The training-free design with closed-form solutions runs on a single P100 GPU, making it extremely lightweight.
Fusing GPT-3 semantic descriptions with CLIP text weights effectively increases "knowledge density" under one-shot constraints.
The +9.44% gain on EuroSAT suggests the framework is particularly effective for datasets with strong structural sensitivity or large distribution shifts.

Limitations & Future Work¶

The 1,000-trial Optuna search introduces non-trivial computational overhead; the hyperparameter search itself is not cost-free despite training-free inference.
Generic GPT-3 descriptions may lack sufficient discriminability in highly specialized domains.
Only the one-shot setting is evaluated; performance under few-shot regimes (2/4/8/16-shot) is not reported.
Experiments are conducted solely with a ViT-B/16 backbone; generalization to larger backbones or other VLMs is not verified.

Tip-Adapter: A local NW estimator averaging 62.85% vs.

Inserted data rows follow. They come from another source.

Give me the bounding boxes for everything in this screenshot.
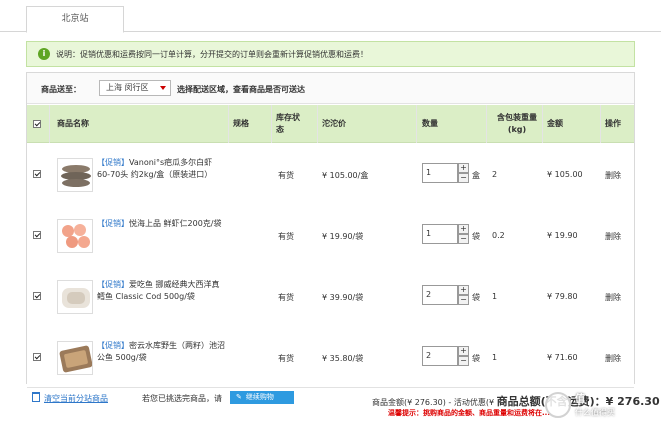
decrement-button[interactable]: − [458,173,469,183]
continue-shopping-label: 继续购物 [245,393,274,401]
tab-beijing-station[interactable]: 北京站 [26,6,124,33]
row-checkbox[interactable] [33,353,41,361]
notice-text: 说明：促销优惠和运费按同一订单计算，分开提交的订单则会重新计算促销优惠和运费！ [56,50,368,59]
col-weight: 含包装重量(kg) [497,113,537,134]
delete-link[interactable]: 删除 [605,231,621,242]
promo-tag: 【促销】 [97,158,129,167]
product-name-link[interactable]: 【促销】悦海上品 鲜虾仁200克/袋 [97,218,225,230]
watermark-zhi: 值 [575,394,585,405]
product-image[interactable] [57,219,93,253]
summary-prefix: 商品金额(¥ 276.30) - 活动优惠(¥ [372,398,495,407]
cart-table: 商品送至： 上海 闵行区 选择配送区域，查看商品是否可送达 商品名称 规格 库存… [26,72,635,388]
line-amount: ¥ 79.80 [547,292,578,301]
increment-button[interactable]: + [458,285,469,295]
increment-button[interactable]: + [458,224,469,234]
quantity-stepper: + − [458,163,469,183]
select-all-cell [33,105,41,143]
region-value: 上海 闵行区 [106,83,149,92]
table-row: 【促销】Vanoni°s疤瓜多尔白虾60-70头 约2kg/盒（原装进口） 有货… [27,143,634,205]
product-image[interactable] [57,158,93,192]
stock-status: 有货 [278,354,294,363]
unit-price: ¥ 105.00/盒 [322,171,369,180]
unit-price: ¥ 35.80/袋 [322,354,364,363]
notice-banner: i 说明：促销优惠和运费按同一订单计算，分开提交的订单则会重新计算促销优惠和运费… [26,41,635,67]
shipping-hint: 选择配送区域，查看商品是否可送达 [177,85,305,94]
col-name: 商品名称 [57,119,89,128]
unit-price: ¥ 19.90/袋 [322,232,364,241]
increment-button[interactable]: + [458,346,469,356]
info-icon: i [38,48,50,60]
quantity-input[interactable]: 1 [422,163,458,183]
decrement-button[interactable]: − [458,234,469,244]
delete-link[interactable]: 删除 [605,353,621,364]
quantity-stepper: + − [458,285,469,305]
package-weight: 0.2 [492,231,505,240]
row-checkbox[interactable] [33,170,41,178]
trash-icon [32,392,40,402]
product-image[interactable] [57,280,93,314]
line-amount: ¥ 71.60 [547,353,578,362]
quantity-unit: 袋 [472,354,480,363]
quantity-unit: 盒 [472,171,480,180]
quantity-unit: 袋 [472,293,480,302]
row-checkbox[interactable] [33,292,41,300]
continue-shopping-button[interactable]: ✎ 继续购物 [230,391,294,404]
unit-price: ¥ 39.90/袋 [322,293,364,302]
delete-link[interactable]: 删除 [605,292,621,303]
col-price: 沱沱价 [322,119,346,128]
stock-status: 有货 [278,232,294,241]
stock-status: 有货 [278,293,294,302]
pencil-icon: ✎ [236,393,242,401]
decrement-button[interactable]: − [458,356,469,366]
product-name-link[interactable]: 【促销】密云水库野生（两籽）池沼公鱼 500g/袋 [97,340,225,364]
product-name-link[interactable]: 【促销】爱吃鱼 挪威经典大西洋真鳕鱼 Classic Cod 500g/袋 [97,279,225,303]
line-amount: ¥ 105.00 [547,170,583,179]
quantity-input[interactable]: 2 [422,346,458,366]
quantity-input[interactable]: 2 [422,285,458,305]
decrement-button[interactable]: − [458,295,469,305]
package-weight: 1 [492,353,498,362]
quantity-stepper: + − [458,224,469,244]
stock-status: 有货 [278,171,294,180]
package-weight: 1 [492,292,498,301]
after-selection-text: 若您已挑选完商品，请 [142,394,222,403]
line-amount: ¥ 19.90 [547,231,578,240]
table-row: 【促销】密云水库野生（两籽）池沼公鱼 500g/袋 有货 ¥ 35.80/袋 2… [27,326,634,388]
increment-button[interactable]: + [458,163,469,173]
chevron-down-icon [160,86,166,90]
shipping-label: 商品送至： [41,85,81,94]
promo-tag: 【促销】 [97,280,129,289]
quantity-stepper: + − [458,346,469,366]
row-checkbox[interactable] [33,231,41,239]
col-amount: 金额 [547,119,563,128]
station-tab-bar: 北京站 [0,0,661,33]
warm-tip: 温馨提示：挑购商品的金额、商品重量和运费将在... [388,409,550,417]
product-name: 悦海上品 鲜虾仁200克/袋 [129,219,222,228]
promo-tag: 【促销】 [97,341,129,350]
col-action: 操作 [605,119,621,128]
watermark: 值 什么值得买 [545,388,661,422]
clear-station-cart-link[interactable]: 清空当前分站商品 [44,393,108,404]
watermark-logo [545,392,571,418]
cart-footer: 清空当前分站商品 若您已挑选完商品，请 ✎ 继续购物 商品金额(¥ 276.30)… [26,384,660,434]
table-row: 【促销】爱吃鱼 挪威经典大西洋真鳕鱼 Classic Cod 500g/袋 有货… [27,265,634,327]
watermark-text: 什么值得买 [575,408,615,417]
product-image[interactable] [57,341,93,375]
col-spec: 规格 [233,119,249,128]
table-row: 【促销】悦海上品 鲜虾仁200克/袋 有货 ¥ 19.90/袋 1 + − 袋 … [27,204,634,266]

ReHARK's 65.83%; the gap originates from global regularization and hybrid priors.
ProKeR: Also employs global RKHS regularization but lacks GPT-3 priors and multi-scale kernels, yielding 63.77% vs. 65.83%, with the largest gap on EuroSAT (59.75 vs. 69.19).
GDA: Gaussian discriminant analysis with Mahalanobis distance achieves 62.24%, representing one of the stronger training-free baselines.

The hybrid prior construction strategy is broadly applicable to other VLM adaptation scenarios — rather than relying on a single prompt or description, fusing multi-source semantic knowledge is a generally useful principle. The multi-scale kernel ensemble idea is simple yet effective and transferable to other kernel methods. The bridge augmentation concept (mixing visual and text features) also holds general value for cross-modal alignment tasks.

Rating¶

Novelty: ⭐⭐⭐⭐ — A systematic improvement over ProKeR; the combination of hybrid priors, multi-scale kernels, and bridge augmentation is novel.
Experimental Thoroughness: ⭐⭐⭐⭐ — Evaluated on 11 benchmarks with multi-dimensional ablations; lacks few-shot and multi-backbone comparisons.
Writing Quality: ⭐⭐⭐ — Structure is clear, but some equations are redundant and excessive use of passive voice reduces readability.
Value: ⭐⭐⭐⭐ — Offers clear practical value for one-shot VLM adaptation; the training-free design is well-suited for real-world deployment.